Hong Kong’s air is in need of substantial improvement, as its current polluted condition is hurting the city’s competitiveness and causing serious harm to the health of its seven million citizens.
In view of this, CAN hopes that the Government will put forth a concrete timetable for implementation of several policies as proposed by CAN below.
Formulation of air quality policies that involve the Department of Health
In order to strengthen the Environmental Protection Department’s (EPD) understanding of the public health impacts of air pollution, the Department of Health should be included in the formulation of air quality policies.
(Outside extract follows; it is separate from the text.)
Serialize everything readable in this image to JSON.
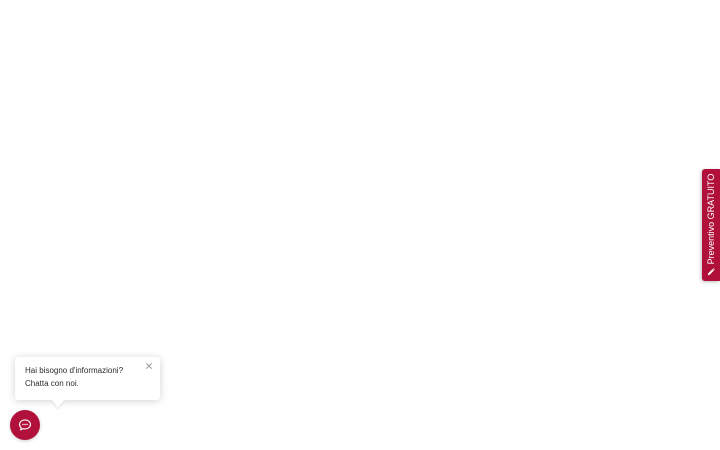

With proper consultation of professionals with authoritative expertise, the EPD will be able to propose policies that prioritize and effectively protect public health.
Elimination of old diesel commercial vehicles
According to data received from the Transport Department, as of the end of 2011, there were as many as 111,164 diesel commercial vehicles on Hong Kong’s roads, over seventy percent of which are still using engines which are pre-Euro IV. These vehicles account for about eighty percent of respirable suspended particulates and approximately seventy percent of nitrogen dioxide emissions from the entire road transport sector.
CAN believes that removing all commercial diesel vehicles from our roads to be a measure that would prove very effective and that implementing measures that utilize both carrots and sticks would have the most impact. For example:
(i) implement a scrapping subsidy with greater subsidized amounts for those who scrap their vehicles earlier;
(ii) increasing annual licensing fees where older vehicles would have to pay higher fees;
(iii) setting a date for phasing out of all pre-Euro II vehicles.
Use of low-sulphur fuel in Hong Kong’s waters
Legislation that will require ships within Hong Kong’s waters to use fuel with less than 0.1 percent sulphur content would significantly cut down on air pollution in the region. The Government should work with the Guangdong authorities to reach a consensus and set-up a marine low emission zone within the Pearl River Delta region.